Mr. Zelikson held various positions with the USEPA in both San Francisco and New York and with the New Jersey Department of Environmental Protection and Esso Research and Engineering Company (now Exxon).
- Mr. Zelikson provided executive level direction for Superfund, hazardous waste compliance/enforcement/permitting, PCB and asbestos compliance and enforcement activities, underground storage tanks, emergency response, municipal solid waste and pollution prevention activities for USEPA’s Western Region, encompassing California, Arizona, Nevada and Hawaii. He led a staff of more than 300 with a budget in excess of $100 million/year.
- His team consistently led the nation in the percentage of Superfund sites cleaned up by private parties.
- He developed the largest and most effective program in the nation for managing cleanup activities at operating and closing military bases. This program effectively balanced cleanup and economic/transition issues to allow for productive nonmilitary uses of the closing bases.
- He organized and provided direction to achieve the greatest success in the nation for cleanup of a cluster of Superfund sites in Silicon Valley, California. The cleanups were carried out with a minimum of transaction costs as well as unprecedented cooperation between the USEPA, the state of California regulatory agencies and the private companies involved.
- In USEPA’s New York Regional Office, Mr. Zelikson was responsible for day-to-day management and direction of field inspection and laboratory services for air, water and hazardous waste activities including emergency response. He also managed an effective ocean-sampling program using helicopters.
- As Director of New Jersey’s Water Resources Division, Mr. Zelikson was responsible for directing a staff of 750 engaged in sewerage facilities planning and construction, water supply planning and operations, water enforcement and permitting, drinking water protection, wetlands and floodplain management activities.
- Mr. Zelikson directed the construction of more than $3 billion in sewerage facilities, which restored water quality to New Jersey shoreline previously degraded from sewage outfalls.
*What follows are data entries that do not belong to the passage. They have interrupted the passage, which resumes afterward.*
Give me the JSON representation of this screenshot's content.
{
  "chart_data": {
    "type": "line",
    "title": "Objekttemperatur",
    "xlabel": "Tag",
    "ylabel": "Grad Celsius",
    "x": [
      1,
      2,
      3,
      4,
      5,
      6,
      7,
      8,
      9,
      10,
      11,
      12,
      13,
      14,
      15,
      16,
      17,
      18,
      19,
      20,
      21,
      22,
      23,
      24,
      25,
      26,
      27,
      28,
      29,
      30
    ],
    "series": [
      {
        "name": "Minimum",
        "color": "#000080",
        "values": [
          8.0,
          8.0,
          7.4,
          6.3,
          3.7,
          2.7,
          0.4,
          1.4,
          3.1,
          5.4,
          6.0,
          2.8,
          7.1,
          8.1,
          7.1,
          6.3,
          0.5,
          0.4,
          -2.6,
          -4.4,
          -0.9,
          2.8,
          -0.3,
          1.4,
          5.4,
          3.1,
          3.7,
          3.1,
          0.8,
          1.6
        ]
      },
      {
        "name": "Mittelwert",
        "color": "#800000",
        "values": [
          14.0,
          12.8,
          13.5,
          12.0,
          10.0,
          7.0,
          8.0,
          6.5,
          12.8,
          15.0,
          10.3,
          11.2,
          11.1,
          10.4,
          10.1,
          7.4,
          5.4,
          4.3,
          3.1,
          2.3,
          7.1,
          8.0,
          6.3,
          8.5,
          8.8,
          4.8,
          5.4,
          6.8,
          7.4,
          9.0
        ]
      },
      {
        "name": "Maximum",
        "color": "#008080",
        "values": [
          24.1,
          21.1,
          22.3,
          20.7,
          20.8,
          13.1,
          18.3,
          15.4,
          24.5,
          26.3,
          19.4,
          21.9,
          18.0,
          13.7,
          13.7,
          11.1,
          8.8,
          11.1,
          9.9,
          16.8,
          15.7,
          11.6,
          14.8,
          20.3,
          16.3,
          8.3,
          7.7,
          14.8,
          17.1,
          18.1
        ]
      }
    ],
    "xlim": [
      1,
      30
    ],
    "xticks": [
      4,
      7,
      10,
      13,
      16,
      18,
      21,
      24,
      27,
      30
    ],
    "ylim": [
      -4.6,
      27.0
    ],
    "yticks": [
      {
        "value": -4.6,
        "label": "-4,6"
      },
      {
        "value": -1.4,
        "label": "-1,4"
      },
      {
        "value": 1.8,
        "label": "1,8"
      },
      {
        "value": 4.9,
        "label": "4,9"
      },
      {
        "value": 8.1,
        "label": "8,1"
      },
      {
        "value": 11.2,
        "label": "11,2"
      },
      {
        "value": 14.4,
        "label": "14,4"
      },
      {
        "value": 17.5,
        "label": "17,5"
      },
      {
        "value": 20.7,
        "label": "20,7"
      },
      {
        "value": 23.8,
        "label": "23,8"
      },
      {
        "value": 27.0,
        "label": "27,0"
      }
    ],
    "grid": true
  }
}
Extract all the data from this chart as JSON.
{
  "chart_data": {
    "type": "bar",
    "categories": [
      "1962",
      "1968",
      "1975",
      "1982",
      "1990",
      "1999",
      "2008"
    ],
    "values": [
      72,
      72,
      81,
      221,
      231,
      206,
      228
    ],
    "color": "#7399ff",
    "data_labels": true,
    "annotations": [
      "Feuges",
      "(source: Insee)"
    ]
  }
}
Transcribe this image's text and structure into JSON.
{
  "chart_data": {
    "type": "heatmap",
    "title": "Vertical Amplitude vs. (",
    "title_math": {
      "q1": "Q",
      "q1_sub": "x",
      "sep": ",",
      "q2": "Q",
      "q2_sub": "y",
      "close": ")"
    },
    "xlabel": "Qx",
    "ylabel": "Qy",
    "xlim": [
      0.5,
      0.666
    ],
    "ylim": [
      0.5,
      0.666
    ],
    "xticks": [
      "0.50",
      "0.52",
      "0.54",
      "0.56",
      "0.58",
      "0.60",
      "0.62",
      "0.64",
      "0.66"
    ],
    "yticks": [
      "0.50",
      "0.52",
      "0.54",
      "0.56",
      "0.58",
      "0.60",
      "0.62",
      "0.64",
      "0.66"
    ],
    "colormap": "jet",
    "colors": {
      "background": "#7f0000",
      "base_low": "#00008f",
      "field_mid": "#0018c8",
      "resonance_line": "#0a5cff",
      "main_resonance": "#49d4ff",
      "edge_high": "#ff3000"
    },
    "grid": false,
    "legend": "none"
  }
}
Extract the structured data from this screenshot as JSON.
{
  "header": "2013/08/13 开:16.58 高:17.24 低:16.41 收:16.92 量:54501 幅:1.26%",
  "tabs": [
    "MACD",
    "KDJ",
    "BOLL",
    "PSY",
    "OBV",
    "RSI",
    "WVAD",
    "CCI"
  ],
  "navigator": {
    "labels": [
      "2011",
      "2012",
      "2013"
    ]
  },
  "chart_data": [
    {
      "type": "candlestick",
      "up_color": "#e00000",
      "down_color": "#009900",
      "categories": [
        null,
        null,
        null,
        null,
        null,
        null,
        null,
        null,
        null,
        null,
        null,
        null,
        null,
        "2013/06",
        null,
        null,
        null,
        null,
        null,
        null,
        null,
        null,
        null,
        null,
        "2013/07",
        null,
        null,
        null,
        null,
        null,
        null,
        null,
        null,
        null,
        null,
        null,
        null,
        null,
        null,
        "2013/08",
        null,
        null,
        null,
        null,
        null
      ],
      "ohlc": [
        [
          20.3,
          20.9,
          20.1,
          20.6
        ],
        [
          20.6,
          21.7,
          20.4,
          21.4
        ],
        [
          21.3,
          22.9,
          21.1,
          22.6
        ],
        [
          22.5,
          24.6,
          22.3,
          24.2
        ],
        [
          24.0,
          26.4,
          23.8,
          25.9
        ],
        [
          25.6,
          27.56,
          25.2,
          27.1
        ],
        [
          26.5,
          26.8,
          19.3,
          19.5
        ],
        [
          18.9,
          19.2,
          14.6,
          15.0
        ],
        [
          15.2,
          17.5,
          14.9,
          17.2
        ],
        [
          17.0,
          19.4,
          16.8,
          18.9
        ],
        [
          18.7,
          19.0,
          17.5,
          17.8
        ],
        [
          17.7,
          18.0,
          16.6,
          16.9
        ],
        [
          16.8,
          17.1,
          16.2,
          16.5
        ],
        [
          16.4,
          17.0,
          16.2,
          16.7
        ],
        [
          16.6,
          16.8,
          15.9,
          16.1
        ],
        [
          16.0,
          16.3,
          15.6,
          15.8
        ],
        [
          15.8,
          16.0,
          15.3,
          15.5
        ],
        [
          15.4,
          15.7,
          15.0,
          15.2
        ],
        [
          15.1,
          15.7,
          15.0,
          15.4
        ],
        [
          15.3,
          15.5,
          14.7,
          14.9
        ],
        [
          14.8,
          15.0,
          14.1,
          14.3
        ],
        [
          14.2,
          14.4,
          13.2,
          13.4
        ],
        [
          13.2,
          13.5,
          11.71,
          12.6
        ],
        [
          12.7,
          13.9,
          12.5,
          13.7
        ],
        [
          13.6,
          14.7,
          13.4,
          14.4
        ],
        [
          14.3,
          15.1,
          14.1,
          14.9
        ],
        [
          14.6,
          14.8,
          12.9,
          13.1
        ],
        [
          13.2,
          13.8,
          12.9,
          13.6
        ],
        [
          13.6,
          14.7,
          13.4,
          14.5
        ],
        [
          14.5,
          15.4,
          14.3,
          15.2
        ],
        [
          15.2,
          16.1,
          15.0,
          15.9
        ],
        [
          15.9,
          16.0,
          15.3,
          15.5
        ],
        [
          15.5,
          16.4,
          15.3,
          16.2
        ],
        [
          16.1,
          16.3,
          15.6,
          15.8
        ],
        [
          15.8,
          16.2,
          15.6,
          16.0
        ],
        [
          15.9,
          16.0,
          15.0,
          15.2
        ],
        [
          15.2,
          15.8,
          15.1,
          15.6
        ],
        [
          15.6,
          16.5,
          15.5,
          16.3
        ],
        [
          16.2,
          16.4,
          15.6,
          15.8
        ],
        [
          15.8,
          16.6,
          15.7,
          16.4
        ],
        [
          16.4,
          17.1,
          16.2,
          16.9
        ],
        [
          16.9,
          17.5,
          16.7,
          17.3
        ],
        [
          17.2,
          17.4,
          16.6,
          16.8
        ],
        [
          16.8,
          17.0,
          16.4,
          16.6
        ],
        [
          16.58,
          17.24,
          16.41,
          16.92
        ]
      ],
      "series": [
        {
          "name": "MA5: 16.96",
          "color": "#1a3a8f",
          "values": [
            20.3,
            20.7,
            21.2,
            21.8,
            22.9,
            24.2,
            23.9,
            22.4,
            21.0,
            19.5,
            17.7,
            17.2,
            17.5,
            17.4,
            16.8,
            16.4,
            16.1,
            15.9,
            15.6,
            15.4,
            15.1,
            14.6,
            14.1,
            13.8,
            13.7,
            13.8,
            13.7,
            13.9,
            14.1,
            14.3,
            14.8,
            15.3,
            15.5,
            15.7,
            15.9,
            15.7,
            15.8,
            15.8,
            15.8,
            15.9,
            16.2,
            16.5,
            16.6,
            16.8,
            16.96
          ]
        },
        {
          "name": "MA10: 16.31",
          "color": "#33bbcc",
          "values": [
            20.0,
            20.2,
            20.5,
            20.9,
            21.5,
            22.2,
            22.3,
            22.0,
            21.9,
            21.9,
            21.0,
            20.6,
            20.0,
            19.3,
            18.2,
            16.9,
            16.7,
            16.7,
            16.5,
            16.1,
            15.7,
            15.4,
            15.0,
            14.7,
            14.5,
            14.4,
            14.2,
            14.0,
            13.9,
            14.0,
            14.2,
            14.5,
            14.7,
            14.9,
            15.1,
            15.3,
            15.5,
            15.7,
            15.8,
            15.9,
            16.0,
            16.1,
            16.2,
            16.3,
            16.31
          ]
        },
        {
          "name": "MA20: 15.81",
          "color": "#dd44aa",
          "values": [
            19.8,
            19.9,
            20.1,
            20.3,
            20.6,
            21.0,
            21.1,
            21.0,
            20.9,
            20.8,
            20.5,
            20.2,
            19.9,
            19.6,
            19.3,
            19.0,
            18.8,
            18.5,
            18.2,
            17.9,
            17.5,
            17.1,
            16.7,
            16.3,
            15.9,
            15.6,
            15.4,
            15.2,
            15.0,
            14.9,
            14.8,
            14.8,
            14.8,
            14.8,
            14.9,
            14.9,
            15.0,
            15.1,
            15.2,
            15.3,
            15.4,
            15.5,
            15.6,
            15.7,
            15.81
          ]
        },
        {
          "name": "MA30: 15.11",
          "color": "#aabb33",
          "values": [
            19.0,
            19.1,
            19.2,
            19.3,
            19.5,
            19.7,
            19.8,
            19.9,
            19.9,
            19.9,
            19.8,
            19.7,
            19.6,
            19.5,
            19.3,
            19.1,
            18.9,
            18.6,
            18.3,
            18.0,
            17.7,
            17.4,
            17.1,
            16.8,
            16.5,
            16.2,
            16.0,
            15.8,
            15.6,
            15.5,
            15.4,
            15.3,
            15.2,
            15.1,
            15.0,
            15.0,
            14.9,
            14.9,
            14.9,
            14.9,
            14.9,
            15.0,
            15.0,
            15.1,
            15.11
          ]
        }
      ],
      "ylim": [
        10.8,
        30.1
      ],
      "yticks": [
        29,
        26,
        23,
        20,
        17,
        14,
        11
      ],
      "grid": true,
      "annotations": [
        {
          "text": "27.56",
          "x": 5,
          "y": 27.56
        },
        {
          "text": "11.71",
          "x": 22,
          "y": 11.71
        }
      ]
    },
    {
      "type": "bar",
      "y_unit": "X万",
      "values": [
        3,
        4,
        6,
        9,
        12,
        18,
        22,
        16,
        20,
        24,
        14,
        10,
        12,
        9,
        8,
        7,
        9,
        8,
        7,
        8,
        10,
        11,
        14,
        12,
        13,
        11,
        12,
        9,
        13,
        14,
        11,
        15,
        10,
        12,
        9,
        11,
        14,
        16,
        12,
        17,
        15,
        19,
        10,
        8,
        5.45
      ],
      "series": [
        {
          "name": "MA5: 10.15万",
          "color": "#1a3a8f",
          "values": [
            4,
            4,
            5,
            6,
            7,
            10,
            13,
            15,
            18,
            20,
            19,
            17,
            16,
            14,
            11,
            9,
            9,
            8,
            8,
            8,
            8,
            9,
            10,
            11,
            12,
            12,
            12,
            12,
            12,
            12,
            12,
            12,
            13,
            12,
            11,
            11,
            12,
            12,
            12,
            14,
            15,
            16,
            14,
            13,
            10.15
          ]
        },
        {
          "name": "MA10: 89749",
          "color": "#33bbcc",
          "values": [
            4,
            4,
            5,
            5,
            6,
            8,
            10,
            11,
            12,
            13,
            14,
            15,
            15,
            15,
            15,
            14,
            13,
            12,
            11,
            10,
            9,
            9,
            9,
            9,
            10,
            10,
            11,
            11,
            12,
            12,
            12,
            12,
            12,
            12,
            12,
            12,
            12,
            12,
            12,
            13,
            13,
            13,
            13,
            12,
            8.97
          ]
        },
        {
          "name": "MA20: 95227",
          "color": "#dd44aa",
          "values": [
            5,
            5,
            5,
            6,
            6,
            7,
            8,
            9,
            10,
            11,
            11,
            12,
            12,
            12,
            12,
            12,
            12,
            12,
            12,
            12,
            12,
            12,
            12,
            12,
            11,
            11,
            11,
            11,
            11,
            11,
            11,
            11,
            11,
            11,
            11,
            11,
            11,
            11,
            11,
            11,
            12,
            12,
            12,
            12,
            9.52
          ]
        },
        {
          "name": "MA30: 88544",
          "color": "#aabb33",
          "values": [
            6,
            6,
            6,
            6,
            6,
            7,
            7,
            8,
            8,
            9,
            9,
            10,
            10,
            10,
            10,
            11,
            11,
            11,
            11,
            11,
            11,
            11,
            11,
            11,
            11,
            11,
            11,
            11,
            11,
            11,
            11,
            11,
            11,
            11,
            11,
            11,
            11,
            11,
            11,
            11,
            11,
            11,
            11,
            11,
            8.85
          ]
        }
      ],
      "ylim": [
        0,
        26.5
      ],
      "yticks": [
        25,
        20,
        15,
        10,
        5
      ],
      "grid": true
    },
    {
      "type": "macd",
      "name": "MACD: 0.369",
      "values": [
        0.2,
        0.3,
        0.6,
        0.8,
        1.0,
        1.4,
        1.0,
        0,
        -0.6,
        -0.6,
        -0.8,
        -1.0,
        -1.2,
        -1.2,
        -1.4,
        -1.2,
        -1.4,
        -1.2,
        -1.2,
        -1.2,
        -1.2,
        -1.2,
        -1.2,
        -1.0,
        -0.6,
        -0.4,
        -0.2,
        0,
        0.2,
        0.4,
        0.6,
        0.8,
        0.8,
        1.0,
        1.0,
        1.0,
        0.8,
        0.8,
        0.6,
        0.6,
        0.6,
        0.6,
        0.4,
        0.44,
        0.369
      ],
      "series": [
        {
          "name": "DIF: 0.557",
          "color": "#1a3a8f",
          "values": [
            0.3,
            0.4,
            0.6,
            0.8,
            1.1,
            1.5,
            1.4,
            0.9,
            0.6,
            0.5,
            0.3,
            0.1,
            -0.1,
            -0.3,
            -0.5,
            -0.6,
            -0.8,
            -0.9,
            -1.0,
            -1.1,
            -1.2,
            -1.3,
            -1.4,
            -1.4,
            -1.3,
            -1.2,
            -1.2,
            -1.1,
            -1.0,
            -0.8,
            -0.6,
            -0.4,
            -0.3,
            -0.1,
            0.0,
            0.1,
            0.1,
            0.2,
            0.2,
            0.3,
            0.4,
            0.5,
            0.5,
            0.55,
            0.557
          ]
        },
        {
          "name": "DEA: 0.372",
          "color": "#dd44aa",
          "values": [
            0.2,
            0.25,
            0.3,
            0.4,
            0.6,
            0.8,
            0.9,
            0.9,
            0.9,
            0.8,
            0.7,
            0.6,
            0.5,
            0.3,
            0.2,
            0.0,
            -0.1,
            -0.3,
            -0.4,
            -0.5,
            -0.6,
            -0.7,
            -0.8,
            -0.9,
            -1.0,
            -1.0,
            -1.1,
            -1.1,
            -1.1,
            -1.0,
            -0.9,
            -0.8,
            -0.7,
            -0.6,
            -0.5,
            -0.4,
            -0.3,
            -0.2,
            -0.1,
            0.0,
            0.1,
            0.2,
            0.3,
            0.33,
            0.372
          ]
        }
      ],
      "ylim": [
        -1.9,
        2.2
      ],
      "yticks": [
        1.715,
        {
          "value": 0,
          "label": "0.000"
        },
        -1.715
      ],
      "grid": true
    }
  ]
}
- He served as spokesperson before the state legislature, media and communities.
- Mr. Zelikson designed petrochemical facilities for the foreign affiliates of the Exxon Corp., the world’s largest oil company, which included:
- The design of product loading and blending facilities for a refinery in Argentina.
- The design of tankage and oil recovery facilities for a refinery in Thailand.
- On-site project management assignments in the Netherlands and in Aruba.
- For a major Southwest utility company, Mr. Zelikson assisted in negotiations and settlement of a civil penalty action with USEPA.
EDUCATION
Mr. Zelikson received a B.S. in mechanical engineering from the City University of New York and has completed graduate courses in mechanical engineering at Stevens Institute of Technology. He also holds professional engineering licenses from the states of New York and New Jersey.
PUBLICATIONS
“CERCLA Quality Over CERCLA Quantity: The Sensible Path for Assessing NCP Consistency,” with Robert P. Dahlquist and Lisa A. Fitzgibbon, Chemical Waste Litigation Reporter (June 1997).